What makes fried crispy chicken soggy?
Making your own crispy fried chicken is not difficult, but if you allow it to get soggy in the process, you will be hugely disappointed.
To stop this from happening, make sure you don’t put too many pieces into the fryer at the same time.
It is the same recommendation for all fried foods. Do it in batches. Not only does it help to stop the pieces from touching each other, but it also helps to keep the oil temperature constant.
The best temperature for frying crispy chicken is 375°F. Allowing the chicken to get to room temperature before putting it into the hot oil helps minimize any temperature drop in the hot oil.
If the temperature drops, it will encourage the oil to permeate the coating, making it soggy.
Other pitfalls to avoid
1 Frying the chicken in batches will mean the early batches cooling, so to keep them nice and crispy, transfer them to an oven preheated to 200°F where they will remain warm and crisp for up to two hours.
2 Don’t over-flour the chicken.
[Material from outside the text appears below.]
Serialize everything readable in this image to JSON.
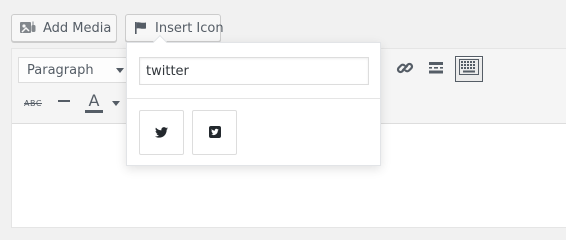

You need to ensure all of the chicken is well coated, but only lightly.
I find the best way to do the flouring is to pour the flour into a Ziploc type plastic bag, add the chicken and give it a good old shake.
3 Don’t lay the fried chicken on a paper kitchen towel to drain when you take it out of the fryer. The hot oil drains from the chicken will soak back into the crispy coating, making it soggy.
The best thing to do is place the chicken onto a wire rack in a lined baking sheet or tray. Allow to cool for about ten minutes, then tuck in and enjoy.
If you prefer to eat it cold or use it for making sandwiches, allow the chicken to cool down to room temperature, after which you can store it in your fridge until you need it.